The Lessons from Target

Information security is all about the AIC triad: availability, integrity, and confidentiality. APM users primarily focus on availability, but the other two dimensions are equally important. Following up with what we wrote last week, the large retailer Target has admitted that 40 million credit card numbers were stolen from its computers after banks began to report theft on their credit cards. All of whose cardholders shopped at Target.  The details of how this theft happened are still not clear, as law enforcement has asked Target not to reveal it.  There are ongoing developments as Target comes under attack from a new threat: politicians, states attorneys general, and lawyers. Further, Brian Krebs (of krebsonsecurity.com) is reporting that he might have found the identity of who is operating one of the web sites where some of these stolen cards have been offered for sale.
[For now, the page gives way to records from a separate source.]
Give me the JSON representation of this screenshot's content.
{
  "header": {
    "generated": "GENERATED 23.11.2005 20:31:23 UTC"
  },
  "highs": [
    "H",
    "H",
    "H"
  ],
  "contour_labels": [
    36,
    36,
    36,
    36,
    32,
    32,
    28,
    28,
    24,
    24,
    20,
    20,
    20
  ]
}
CNN reports that Chase bank has limited the amount of cash that customers can withdraw from their ATMs. That seems reasonable, but the stolen data does not include the pin number needed to make such cash withdrawals. American Express on their web site asks their customers to look for fraudulent activity and reminds them that they are not liable for fraudulent charges.  Credit card cash ATM withdrawals do not have such protection or have limited protection.

Senator Chuck Schumer (D-NY) is calling for retailers to protect credit card data with encryption.  Senator Richard Blumenthal (D-CT) has called for an investigation saying that Target “failed to employ reasonable and appropriate security measures.”
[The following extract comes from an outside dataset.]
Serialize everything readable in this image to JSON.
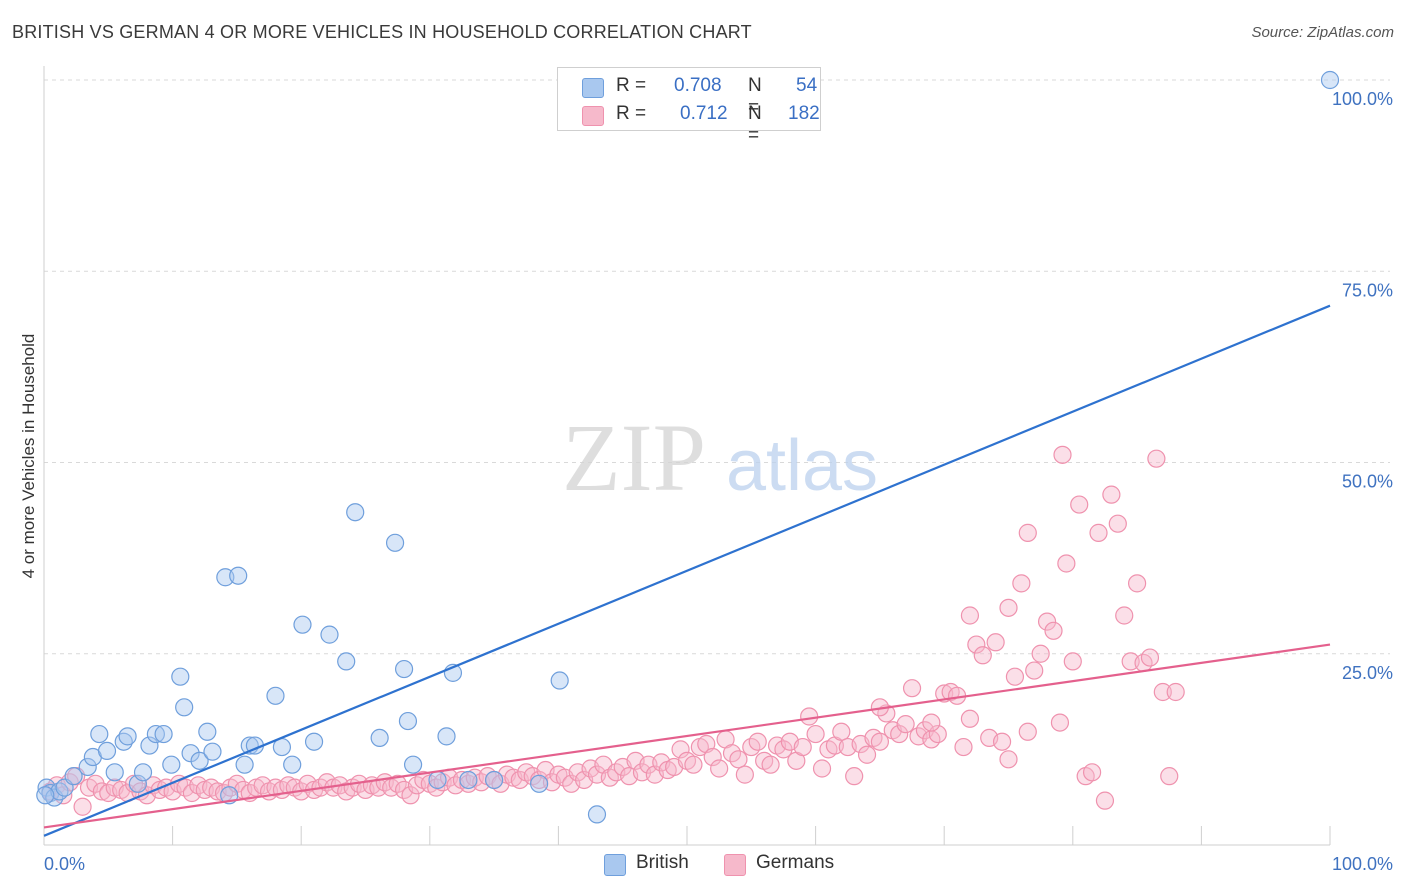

CNN says the hackers stole the credit cards using malware injected into their payment systems.  They do not say what is meant by “payment systems.”  Could this be the point-of-sale terminal? Some kind of clearing house?  A back-end COTS retailing system or a custom application?  Perhaps they will reveal that in the near future.  Such knowledge would help others protect themselves from thieves.

There has been much focus in the last several years about the tighter integration of development and operations groups in a DevOps organization. Let us be among the first to propose a DevOpsSec group that integrates application development, operations, and security.